265.Section 1 of the 1933 Act as amended will read as follows (additions in italics) –
“(1)If any person who has attained the age of sixteen years and has responsibility for any child or young person under that age, wilfully assaults, ill-treats (whether physically or otherwise), neglects, abandons, or exposes him, or causes or procures him to be assaulted, ill-treated (whether physically or otherwise), neglected, abandoned, or exposed, in a manner likely to cause him unnecessary suffering or injury to health (including injury to or loss of sight, or hearing, or limb, or organ of the body, and any mental derangement) (whether the suffering or injury is of a physical or psychological nature), that person shall be guilty of a misdemeanour an offence, and shall be liable—
(a)on conviction on indictment, to a fine or alternatively, or in addition thereto, to imprisonment for any term not exceeding ten years;
(b)on summary conviction, to a fine not exceeding the prescribed sum, or alternatively, or in addition thereto, to imprisonment for any term not exceeding six months.
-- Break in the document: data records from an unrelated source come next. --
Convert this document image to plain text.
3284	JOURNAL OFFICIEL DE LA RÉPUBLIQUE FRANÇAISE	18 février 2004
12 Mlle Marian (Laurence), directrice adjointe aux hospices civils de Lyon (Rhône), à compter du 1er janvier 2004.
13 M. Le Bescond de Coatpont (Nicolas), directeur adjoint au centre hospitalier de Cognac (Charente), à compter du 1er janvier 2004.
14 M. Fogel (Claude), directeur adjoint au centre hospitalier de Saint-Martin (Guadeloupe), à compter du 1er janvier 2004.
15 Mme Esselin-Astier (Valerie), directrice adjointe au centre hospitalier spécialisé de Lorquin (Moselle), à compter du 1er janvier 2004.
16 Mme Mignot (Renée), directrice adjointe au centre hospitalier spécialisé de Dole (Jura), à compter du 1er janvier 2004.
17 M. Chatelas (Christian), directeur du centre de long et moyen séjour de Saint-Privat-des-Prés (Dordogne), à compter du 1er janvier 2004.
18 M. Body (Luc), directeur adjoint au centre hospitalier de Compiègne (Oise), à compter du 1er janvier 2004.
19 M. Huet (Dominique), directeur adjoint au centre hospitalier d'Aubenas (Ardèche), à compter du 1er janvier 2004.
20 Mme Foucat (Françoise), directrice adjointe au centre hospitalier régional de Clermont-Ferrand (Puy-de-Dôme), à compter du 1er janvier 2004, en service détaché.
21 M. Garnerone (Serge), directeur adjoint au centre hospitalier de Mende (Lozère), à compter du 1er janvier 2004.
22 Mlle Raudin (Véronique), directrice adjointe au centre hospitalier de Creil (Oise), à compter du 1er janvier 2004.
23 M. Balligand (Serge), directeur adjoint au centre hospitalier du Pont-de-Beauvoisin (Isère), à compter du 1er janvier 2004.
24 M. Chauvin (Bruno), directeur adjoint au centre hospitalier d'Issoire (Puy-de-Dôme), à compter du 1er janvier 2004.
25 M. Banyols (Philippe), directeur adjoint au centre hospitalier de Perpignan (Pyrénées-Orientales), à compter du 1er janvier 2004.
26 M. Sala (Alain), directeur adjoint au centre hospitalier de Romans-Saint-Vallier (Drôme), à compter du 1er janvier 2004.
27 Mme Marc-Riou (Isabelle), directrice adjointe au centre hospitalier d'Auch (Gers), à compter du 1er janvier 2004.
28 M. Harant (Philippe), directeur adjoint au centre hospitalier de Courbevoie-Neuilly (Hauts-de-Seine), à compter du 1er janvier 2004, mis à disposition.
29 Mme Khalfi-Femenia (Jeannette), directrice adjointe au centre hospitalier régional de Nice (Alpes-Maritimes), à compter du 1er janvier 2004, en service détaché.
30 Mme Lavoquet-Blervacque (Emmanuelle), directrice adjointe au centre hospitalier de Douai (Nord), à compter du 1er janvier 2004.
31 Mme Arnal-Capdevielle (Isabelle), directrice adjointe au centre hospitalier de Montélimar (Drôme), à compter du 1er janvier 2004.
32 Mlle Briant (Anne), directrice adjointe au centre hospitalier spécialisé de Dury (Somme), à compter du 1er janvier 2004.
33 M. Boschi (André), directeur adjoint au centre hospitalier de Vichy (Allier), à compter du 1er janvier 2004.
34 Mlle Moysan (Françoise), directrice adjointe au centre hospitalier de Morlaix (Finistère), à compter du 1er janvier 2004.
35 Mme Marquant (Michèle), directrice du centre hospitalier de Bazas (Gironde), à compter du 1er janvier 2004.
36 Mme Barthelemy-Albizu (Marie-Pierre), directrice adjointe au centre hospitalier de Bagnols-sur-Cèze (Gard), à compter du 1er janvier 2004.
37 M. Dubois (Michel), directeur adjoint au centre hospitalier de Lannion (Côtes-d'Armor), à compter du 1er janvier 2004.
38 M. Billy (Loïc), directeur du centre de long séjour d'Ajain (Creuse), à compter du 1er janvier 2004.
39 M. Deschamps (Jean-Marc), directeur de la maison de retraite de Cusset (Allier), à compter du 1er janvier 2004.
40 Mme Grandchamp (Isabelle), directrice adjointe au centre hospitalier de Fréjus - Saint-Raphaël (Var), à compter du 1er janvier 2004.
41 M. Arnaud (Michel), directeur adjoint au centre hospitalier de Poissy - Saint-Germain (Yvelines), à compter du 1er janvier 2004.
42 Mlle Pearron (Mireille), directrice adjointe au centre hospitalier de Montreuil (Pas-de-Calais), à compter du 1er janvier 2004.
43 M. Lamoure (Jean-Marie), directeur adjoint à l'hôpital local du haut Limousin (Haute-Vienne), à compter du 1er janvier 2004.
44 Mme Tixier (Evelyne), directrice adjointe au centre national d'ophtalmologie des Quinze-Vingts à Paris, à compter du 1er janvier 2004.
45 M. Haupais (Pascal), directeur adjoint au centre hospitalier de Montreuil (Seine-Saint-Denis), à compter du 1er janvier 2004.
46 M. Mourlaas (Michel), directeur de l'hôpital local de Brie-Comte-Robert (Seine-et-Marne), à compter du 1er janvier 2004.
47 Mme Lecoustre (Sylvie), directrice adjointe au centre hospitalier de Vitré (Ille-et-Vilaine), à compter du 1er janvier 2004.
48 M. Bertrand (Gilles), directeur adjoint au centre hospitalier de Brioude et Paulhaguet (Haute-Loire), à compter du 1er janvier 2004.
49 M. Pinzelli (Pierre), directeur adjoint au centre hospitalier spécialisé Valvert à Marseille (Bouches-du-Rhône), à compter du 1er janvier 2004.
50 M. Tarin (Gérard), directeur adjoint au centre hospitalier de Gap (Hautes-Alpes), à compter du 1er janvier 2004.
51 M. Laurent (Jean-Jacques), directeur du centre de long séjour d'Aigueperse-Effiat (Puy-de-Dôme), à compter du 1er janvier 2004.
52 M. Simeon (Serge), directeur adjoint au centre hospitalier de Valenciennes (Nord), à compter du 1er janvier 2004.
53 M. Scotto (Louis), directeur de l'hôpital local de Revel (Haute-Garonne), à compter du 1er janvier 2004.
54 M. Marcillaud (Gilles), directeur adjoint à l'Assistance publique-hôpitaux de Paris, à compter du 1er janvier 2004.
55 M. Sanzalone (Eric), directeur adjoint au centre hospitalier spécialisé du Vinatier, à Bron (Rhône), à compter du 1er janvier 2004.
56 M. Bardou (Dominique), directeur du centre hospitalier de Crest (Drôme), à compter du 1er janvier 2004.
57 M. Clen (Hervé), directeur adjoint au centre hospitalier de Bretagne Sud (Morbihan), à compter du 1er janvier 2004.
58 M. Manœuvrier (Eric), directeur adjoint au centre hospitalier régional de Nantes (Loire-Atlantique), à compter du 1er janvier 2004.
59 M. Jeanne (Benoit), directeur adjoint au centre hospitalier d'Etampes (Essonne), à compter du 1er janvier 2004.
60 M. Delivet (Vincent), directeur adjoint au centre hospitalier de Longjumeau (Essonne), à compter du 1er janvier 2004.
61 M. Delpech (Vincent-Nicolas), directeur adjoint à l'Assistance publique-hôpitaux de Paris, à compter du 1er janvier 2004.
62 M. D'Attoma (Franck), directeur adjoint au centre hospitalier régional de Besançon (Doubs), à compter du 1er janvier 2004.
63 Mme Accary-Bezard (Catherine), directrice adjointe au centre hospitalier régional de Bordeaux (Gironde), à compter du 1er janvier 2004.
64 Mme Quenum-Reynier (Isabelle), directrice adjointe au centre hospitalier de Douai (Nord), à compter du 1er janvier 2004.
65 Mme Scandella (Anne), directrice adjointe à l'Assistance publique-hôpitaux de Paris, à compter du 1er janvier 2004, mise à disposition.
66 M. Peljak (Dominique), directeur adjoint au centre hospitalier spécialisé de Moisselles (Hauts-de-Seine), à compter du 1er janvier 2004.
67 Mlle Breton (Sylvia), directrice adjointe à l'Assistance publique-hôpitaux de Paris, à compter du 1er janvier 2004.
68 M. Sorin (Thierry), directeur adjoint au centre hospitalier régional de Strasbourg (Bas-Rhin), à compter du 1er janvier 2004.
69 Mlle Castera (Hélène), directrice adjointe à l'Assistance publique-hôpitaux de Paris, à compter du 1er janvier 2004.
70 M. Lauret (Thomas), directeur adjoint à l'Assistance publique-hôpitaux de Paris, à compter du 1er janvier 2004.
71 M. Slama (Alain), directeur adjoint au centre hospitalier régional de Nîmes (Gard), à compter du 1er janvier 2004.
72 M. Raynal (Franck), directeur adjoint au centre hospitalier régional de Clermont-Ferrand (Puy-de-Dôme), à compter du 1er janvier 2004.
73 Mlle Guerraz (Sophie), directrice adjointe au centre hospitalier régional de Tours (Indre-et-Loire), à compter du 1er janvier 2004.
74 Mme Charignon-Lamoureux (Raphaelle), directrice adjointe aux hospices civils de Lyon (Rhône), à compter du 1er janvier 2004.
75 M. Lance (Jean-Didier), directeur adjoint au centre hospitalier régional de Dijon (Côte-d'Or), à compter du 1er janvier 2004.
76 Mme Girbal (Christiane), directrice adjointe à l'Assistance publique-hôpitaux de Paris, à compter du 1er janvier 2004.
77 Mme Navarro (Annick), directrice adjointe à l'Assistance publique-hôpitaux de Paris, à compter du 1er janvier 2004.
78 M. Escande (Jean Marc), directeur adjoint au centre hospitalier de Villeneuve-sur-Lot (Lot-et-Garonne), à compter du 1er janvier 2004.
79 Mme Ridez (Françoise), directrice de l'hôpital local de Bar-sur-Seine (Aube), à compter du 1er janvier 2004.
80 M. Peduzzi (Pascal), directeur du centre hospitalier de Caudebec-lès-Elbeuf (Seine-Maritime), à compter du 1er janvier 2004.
(2)For the purposes of this section—
(a)a parent or other person legally liable to maintain a child or young person, or the legal guardian of a child or young person, shall be deemed to have neglected him in a manner likely to cause injury to his health if he has failed to provide adequate food, clothing, medical aid or lodging for him, or if, having been unable otherwise to provide such food, clothing, medical aid or lodging, he has failed to take steps to procure it to be provided under the enactments applicable in that behalf;
(b)where it is proved that the death of an infant under three years of age was caused by suffocation (not being suffocation caused by disease or the presence of any foreign body in the throat or air passages of the infant) while the infant was in bed with some other person who has attained the age of sixteen years, that other person shall, if he was, when he went to bed or at any later time before the suffocation, under the influence of drink or a prohibited drug, be deemed to have neglected the infant in a manner likely to cause injury to its health.
(2A)The reference in subsection (2)(b) to the infant being “in bed” with another (“the adult”) includes a reference to the infant lying next to the adult in or on any kind of furniture or surface being used by the adult for the purpose of sleeping (and the reference to the time when the adult “went to bed” is to be read accordingly).
(2B)A drug is a prohibited drug for the purposes of subsection (2)(b) in relation to a person if the person’s possession of the drug immediately before taking it constituted an offence under section 5(2) of the Misuse of Drugs Act 1971.
(3)A person may be convicted of an offence under this section—
(a)notwithstanding that actual suffering or injury to health, or the likelihood of actual suffering or injury to health, was obviated by the action of another person;
(b)notwithstanding the death of the child or young person in question.”